Weltweites Entsetzen

Die Gewalt stieß in Pakistan und weltweit auf Entsetzen und Empörung. Interims-Premierminister Anwaar ul Haq Kakar kündigte auf X (vormals Twitter) strenge Maßnahmen gegen jene an, die gegen Gesetze verstoßen und Minderheiten ins Visier nehmen".

Der Pakistan-Experte der Menschenrechtsorganisation Amnesty International, Rehab Mahamoor, forderte, die dortigen Behörden müssten sich dringend mit dem Klima der Straflosigkeit in Zusammenhang mit Gewalt gegen religiöse Minderheiten befassen. Das „Frauenaktionsforum“ in Lahore, der Hauptstadt des Punjab, verurteilte die Schändung von Kirchen und Bibeln und die Lynchjustiz.

Proteste auch in Österreich

Die Päpstlichen Missionswerke (Missio) haben am Donnerstag dazu aufgerufen, die Religionsfreiheit in Pakistan zu stärken. „Religionsfreiheit ist ein Menschenrecht und wird in Pakistan nicht gewährt. Solange das Bewusstsein innerhalb der islamischen Gesellschaft nicht vorhanden ist, kommt es zu Empörungen und Gewalttaten gegenüber anderen Religionen“, so Missio-Nationaldirektor Karl Wallner.

Auch das katholische Hilfswerk „Christen in Not“ (CiN) äußerte sich besorgt. „Die österreichische Bundesregierung möge intensiv darauf hinwirken, dass in Pakistan das Recht für alle gilt und dem Mob Einhalt geboten wird“, hielt CiN-Generalssekretär Elmar Kuhn in einer Aussendung fest.

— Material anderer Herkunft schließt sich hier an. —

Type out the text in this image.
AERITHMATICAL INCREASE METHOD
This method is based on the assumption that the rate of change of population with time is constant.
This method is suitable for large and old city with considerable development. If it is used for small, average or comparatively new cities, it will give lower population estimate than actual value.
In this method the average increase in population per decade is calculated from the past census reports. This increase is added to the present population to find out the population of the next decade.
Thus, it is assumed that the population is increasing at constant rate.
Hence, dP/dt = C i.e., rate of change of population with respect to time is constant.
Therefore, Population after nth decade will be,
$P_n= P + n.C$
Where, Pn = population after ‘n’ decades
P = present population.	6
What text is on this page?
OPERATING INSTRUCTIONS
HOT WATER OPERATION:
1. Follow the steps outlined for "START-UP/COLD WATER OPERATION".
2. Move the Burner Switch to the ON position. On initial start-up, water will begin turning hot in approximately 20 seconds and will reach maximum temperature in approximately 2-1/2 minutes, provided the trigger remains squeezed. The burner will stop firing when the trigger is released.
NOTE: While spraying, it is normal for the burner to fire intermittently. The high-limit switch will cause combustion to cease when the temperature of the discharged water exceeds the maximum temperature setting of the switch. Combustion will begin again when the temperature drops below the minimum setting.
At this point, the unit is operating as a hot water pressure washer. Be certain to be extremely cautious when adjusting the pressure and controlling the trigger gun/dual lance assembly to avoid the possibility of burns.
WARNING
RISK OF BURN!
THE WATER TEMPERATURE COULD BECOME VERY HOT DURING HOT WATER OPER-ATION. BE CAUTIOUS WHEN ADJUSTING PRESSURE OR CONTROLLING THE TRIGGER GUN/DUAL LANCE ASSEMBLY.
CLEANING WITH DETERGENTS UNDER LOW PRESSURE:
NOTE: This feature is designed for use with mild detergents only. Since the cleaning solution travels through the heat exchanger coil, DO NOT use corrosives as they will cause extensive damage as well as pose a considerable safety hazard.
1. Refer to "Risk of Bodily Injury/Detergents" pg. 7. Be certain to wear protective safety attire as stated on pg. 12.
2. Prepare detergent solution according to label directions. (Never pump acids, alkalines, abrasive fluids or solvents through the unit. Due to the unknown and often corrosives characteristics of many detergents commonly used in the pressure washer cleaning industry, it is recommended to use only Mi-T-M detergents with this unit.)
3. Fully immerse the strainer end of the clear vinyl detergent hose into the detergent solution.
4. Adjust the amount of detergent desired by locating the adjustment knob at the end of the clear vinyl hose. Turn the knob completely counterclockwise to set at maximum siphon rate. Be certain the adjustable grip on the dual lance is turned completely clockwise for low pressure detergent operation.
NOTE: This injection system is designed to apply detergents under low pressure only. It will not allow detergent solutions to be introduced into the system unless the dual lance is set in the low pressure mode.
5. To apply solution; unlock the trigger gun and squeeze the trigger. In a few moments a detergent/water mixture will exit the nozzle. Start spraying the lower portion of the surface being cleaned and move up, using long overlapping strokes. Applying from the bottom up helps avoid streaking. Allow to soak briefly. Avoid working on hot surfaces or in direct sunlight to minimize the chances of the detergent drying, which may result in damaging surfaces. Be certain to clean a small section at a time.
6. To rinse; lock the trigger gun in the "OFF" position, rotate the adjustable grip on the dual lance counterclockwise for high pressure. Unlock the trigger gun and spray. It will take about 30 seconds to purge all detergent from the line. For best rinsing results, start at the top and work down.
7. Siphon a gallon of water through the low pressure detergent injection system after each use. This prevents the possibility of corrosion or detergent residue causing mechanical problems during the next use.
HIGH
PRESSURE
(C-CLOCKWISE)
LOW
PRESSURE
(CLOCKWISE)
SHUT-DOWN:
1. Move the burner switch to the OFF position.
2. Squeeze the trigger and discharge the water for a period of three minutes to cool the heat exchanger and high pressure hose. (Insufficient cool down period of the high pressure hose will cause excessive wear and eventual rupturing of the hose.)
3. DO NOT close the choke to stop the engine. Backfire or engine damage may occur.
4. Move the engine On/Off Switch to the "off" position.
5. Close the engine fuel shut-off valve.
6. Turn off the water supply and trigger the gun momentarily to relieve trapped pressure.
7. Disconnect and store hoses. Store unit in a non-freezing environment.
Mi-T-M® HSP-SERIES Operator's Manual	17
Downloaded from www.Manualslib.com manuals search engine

Einheit zum Schutz von Minderheiten

Unterdessen wurden in Jaranwala im Distrikt Faisalabad laut Medienberichten Tausende Soldaten und Polizisten eingesetzt, um weitere Gewalteskalationen zu verhindern. In der Hauptstadt Islamabad bildete die Polizei am Donnerstag eine Einheit zum Schutz von Minderheiten.

Blasphemie steht in der mehrheitlich muslimischen Republik unter Strafe. Entsprechende Vorwürfe lösen in Pakistan regelmäßig Gewalt gegen Christen und Christinnen aus. Todesurteile wurden in der Vergangenheit zwar verhängt, allerdings noch nicht vollstreckt. Die jetzigen Übergriffe sind die schwersten in jüngerer Zeit.